Beyond the barrios, the people are great as well, inside the hostel and outside as well. All the travelers have been great. I have met so many open and interesting people. I have been hanging out with a couple of Irish lads quite a bit, both named James, but have met people from Switzerland, Germany, Isreal, France, Canada, England, Australia, and man other countries. Eric was right when he told me that there will be a lot of Australians as they seem to be everywhere. Hanging out with the James' I have picked up on a lot of Irish euphamisms which are fairly entertaining. With the locals when wandering the streets, if directions are ever needed, people are more than happy to help out.
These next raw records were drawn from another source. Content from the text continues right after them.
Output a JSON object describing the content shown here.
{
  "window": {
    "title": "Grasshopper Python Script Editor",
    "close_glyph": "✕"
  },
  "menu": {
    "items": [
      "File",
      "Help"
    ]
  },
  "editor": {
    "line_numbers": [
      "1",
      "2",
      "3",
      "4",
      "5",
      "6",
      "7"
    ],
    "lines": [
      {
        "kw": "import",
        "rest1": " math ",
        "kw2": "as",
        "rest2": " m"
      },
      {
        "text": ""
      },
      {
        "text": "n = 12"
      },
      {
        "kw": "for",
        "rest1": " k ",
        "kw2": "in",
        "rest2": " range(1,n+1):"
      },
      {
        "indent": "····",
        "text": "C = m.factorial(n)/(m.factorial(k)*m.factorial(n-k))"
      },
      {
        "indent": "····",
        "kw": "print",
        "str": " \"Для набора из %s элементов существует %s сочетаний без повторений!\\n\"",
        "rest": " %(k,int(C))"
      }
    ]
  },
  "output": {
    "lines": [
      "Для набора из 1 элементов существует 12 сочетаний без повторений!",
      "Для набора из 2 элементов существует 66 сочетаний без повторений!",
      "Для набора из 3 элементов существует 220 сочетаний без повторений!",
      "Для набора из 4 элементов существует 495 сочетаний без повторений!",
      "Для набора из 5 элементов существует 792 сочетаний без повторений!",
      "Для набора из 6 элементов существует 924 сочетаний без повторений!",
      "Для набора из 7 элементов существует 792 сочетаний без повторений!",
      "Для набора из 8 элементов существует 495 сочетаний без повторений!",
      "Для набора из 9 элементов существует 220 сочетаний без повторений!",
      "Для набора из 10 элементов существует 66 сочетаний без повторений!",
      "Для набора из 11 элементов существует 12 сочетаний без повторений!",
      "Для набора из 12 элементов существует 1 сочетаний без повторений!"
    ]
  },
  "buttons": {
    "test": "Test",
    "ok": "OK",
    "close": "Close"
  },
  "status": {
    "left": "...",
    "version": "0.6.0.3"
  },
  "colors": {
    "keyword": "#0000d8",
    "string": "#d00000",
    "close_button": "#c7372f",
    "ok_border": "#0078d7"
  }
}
Beyond that, other things that stick out in my mind as unique to Buenos Aires in comparrison to The States include the amount of beef, quality, and its cheapness is awesome. A couple of guys went to dinner the other night where they cut the steak with a spoon, which apparently speaks to its quality... There are a lot of stray dogs which wander the streets but none seem harmful, as a matter of fact, I haven't heard a single one bark. I figure that they are pretty good about finding food though because none of them appear malnurished. Everyone from the hostel went to a drum concert named La Bomba, which was a blast as I will take advantage of any opportunity to dance. We went to a club one night with one of the hostel attendants, in hope that it would be more local people, but it ended up being a bunch of tourists, all of which would sing, at the top of there lungs, the American Top 100 samples played only for about 60-90 seconds each. Wasn't to impressed to say the least, but either was anyone else in the hostel as I found out the following day. Beyond that, the hostel has a beatuiful view from the roof top terrace and...yea. One more night in Buenos Aires and then onto Puerto Madryn via 20 hrs bus ride.